The Thanksgiving Tree
Several years ago we found ourselves in November facing a job loss and relocation with no clear direction ahead. Things were looking pretty grim for the holidays. Now how were we going to give thanks in all things, like the apostle Paul said to do? How could we model this for our young sons?
Somewhere we got the idea for a thanksgiving tree. The concept is simple: cut out the shape of a tree trunk from brown paper or cardboard, and make it big — ours was about five feet tall. Post it in a prominent place — we put ours on the wall of our dining area. Find a likely looking leaf for a pattern and have the children cut out dozens of copies from construction paper. Put the leaves, a black marker, and a roll of masking tape nearby. Every day, or even several times a day, everyone writes down something they are thankful for on a leaf and posts it on the tree. Simplicity itself.

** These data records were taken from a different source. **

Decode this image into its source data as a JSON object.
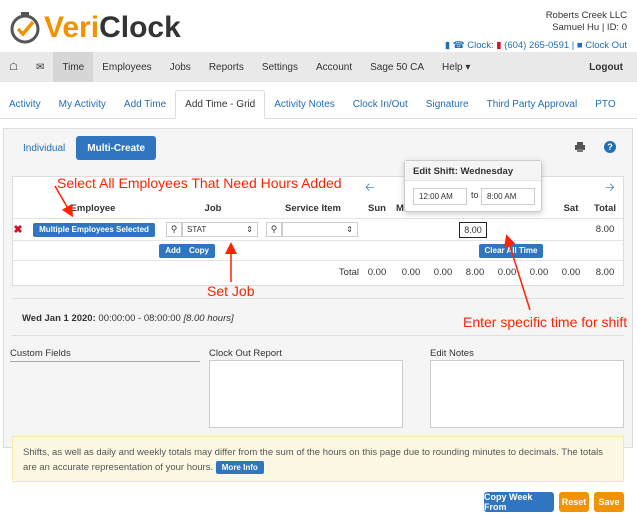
{
  "brand": {
    "part1": "Veri",
    "part2": "Clock"
  },
  "account": {
    "company": "Roberts Creek LLC",
    "user": "Samuel Hu | ID: 0",
    "clock_label": "Clock:",
    "phone": "(604) 265-0591",
    "clock_out": "Clock Out"
  },
  "topnav": {
    "items": [
      "Time",
      "Employees",
      "Jobs",
      "Reports",
      "Settings",
      "Account",
      "Sage 50 CA",
      "Help"
    ],
    "logout": "Logout"
  },
  "subnav": {
    "tabs": [
      "Activity",
      "My Activity",
      "Add Time",
      "Add Time - Grid",
      "Activity Notes",
      "Clock In/Out",
      "Signature",
      "Third Party Approval",
      "PTO"
    ]
  },
  "modes": {
    "individual": "Individual",
    "multi": "Multi-Create"
  },
  "grid": {
    "headers": {
      "employee": "Employee",
      "job": "Job",
      "service": "Service Item",
      "sun": "Sun",
      "mon": "M",
      "sat": "Sat",
      "total": "Total"
    },
    "employee_btn": "Multiple Employees Selected",
    "job_value": "STAT",
    "day_value": "8.00",
    "row_total": "8.00",
    "add": "Add",
    "copy": "Copy",
    "clear": "Clear All Time",
    "total_label": "Total",
    "totals": [
      "0.00",
      "0.00",
      "0.00",
      "8.00",
      "0.00",
      "0.00",
      "0.00",
      "8.00"
    ]
  },
  "popup": {
    "title": "Edit Shift: Wednesday",
    "from": "12:00 AM",
    "to_label": "to",
    "to": "8:00 AM"
  },
  "shift": {
    "date": "Wed Jan 1 2020:",
    "range": "00:00:00 - 08:00:00",
    "hours": "[8.00 hours]"
  },
  "fields": {
    "custom": "Custom Fields",
    "clockout": "Clock Out Report",
    "notes": "Edit Notes"
  },
  "notice": {
    "text": "Shifts, as well as daily and weekly totals may differ from the sum of the hours on this page due to rounding minutes to decimals. The totals are an accurate representation of your hours.",
    "more": "More Info"
  },
  "actions": {
    "copy_week": "Copy Week From",
    "reset": "Reset",
    "save": "Save"
  },
  "annotations": {
    "a1": "Select All Employees That Need Hours Added",
    "a2": "Set Job",
    "a3": "Enter specific time for shift"
  },
  "colors": {
    "primary": "#2f75c0",
    "orange": "#f39200",
    "annotation": "#ff2200"
  }
}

The first day or two everything is obvious. We’re thankful for Mama and Daddy and our grandparents, and Jesus, and our health. We were thankful for our friends and our church. Certainly those go up first.
After that, though, we had to start thinking. We found ourselves thankful for eyeglasses, for policemen, for the ability to read, for safe drinking water. How about constitutional government, severance pay, a temperate climate? The longer we went on, the more we found — we were thankful for things like insurance, for reproduceable experiments, for electricity, for a phonetic alphabet.
Did we get silly? A little bit. Was everything, even the childish stuff — not all of which came from the children, I’ll admit — something to be thankful for? Absolutely.
By the end of the month, the tree was full and we were posting fallen leaves around the base of the trunk. And feeling a lot more thankful. We don’t do it every year, but occasionally when times are bleak, it’s a great reminder of God’s goodness and providence.